Our study shows that subjects with 22q11DS have a lower bone mass, probably due to reduced bone modelling during childhood, which may cause a reduced bone mass peak with a significant risk of impaired bone mass in adulthood.

The aetiology of bone impairment in 22q11DS patients may be multifactorial, and we suspect that additional longitudinal data will be necessary to fully ascertain the importance of the many variables that are involved in conditioning a lower bone mass in these patients.

Hypocalcaemia is a frequent manifestation in subjects with 22q11DS, particularly in patients of neonatal age, although it may also be observed later in life (20). This disorder is present in 49–60% of patients with a confirmed del22q11 (4), and patients with the phenotypic characteristics of the DiGeorge anomaly are more likely to have clinical evidence of hypocalcaemia (70%) than patients with VCFS (13–22%) (21).

This mild or transient hypocalcaemia may frequently be missed because it is probably asymptomatic, and a systematic screening is required for its detection (20). Commonly, however, with an increase in dietary calcium intake, the remaining parathyroid activity supplies sufficient PTH to meet metabolic demands, even if a recurrence of hypoparathyroidism may be precipitated during the periods of increased metabolic demand (18). Therefore, a long-term follow-up should be given to 22q11DS patients with normocalcaemia because of the potential for evolution to hypocalcaemic hypoparathyroidism (22).

A prolonged deficiency in calcium metabolism may cause bone quality alterations (23). Calcium intake has been shown to correlate with bone density in healthy children (23), and maintaining adequate calcium intake during childhood and adolescence is necessary to attain a normal peak bone mass, which may be important in reducing the risk of fractures and osteoporosis later in life (24).
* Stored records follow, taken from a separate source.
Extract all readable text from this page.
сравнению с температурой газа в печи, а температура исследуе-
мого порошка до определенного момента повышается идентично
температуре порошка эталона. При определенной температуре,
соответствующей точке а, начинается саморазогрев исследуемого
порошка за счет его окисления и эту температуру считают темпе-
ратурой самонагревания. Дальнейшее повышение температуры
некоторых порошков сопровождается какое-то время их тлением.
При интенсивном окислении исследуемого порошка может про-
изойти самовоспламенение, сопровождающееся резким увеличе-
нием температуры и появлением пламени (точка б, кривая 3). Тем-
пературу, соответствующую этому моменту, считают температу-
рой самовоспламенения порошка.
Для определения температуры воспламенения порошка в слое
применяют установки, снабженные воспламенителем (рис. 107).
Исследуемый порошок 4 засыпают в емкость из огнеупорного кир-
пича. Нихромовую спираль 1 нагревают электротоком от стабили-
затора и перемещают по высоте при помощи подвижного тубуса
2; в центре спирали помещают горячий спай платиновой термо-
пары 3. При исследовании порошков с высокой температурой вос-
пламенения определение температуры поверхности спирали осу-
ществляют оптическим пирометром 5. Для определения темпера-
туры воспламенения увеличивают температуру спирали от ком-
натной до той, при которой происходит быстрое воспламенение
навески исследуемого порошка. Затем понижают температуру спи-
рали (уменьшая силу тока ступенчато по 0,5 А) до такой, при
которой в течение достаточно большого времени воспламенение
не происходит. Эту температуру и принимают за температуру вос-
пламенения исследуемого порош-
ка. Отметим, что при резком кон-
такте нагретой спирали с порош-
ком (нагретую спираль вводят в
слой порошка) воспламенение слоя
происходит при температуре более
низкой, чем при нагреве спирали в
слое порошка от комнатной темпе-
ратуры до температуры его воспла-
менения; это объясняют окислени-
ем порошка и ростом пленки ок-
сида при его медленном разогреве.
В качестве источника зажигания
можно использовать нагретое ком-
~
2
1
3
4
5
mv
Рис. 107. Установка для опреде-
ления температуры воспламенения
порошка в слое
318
However, reduced levels of physical activity are also considered to be important. From the answers given by patients and/or parents using an activity questionnaire, 22q11DS patients participate in less physical activity than controls. This behaviour may be due to associated disorders such as heart defects or neuropsychological impairment. High physical activity has been reported to be associated with high BMD in healthy individuals (25). The effects of physical activity on bone turnover are well known (26). Bone strength is regulated by mechanical loads, especially muscle forces. In children and adolescents, lean body mass and bone mass are highly related (6).

Bone mass accounts for 75–85% of the variance in the ultimate strength of bone tissue, and a low BMD may lead to an impaired bone mass with an increased risk of fracture (6). Our data, nevertheless, seem to show that 22q11DS patients may not have a significantly greater risk of bone fractures than individuals in the general population.

Bone mass is under strong genetic control, with heritability estimated to be >50%; this feature is likely determined by complex interactions between genetic and environmental factors throughout fetal development, childhood and adult life (27). Other authors have obtained suggestive evidence for a quantitative trait locus (QTL) affecting lumbar spine BMD variation on chromosomes 22q11–12 (27). The QTL on 22q11 is novel and does not overlap with major QTLs reported by other studies (27).

Therefore, the 22q11 region could be a specific site that is important for conditioning the heritability of a lower BMD in the general population, and, if so, this aspect may explain some of our results.

In 22q11DS patients, BMAD appears to be a useful parameter that can also be utilised to estimate the effective bone density. Correction for weight and height may be necessary because DXA underestimates BMD in short subjects by measuring a real rather than volumetric bone density. In fact, volumetric density has been considered to be a more accurate estimate of bone density in smaller individuals and those with small bones (9). Nevertheless, many previous studies that were conducted in patients with short stature or genetic syndromes associated with short stature did not correct the DXA data, which led to many errors in the interpretation of the results because of false diagnoses of lower bone mass. Today, more attention is paid to this problem, and techniques such as the use of BMAD have allowed researchers to determine a correct BMD for these patients (9, 13).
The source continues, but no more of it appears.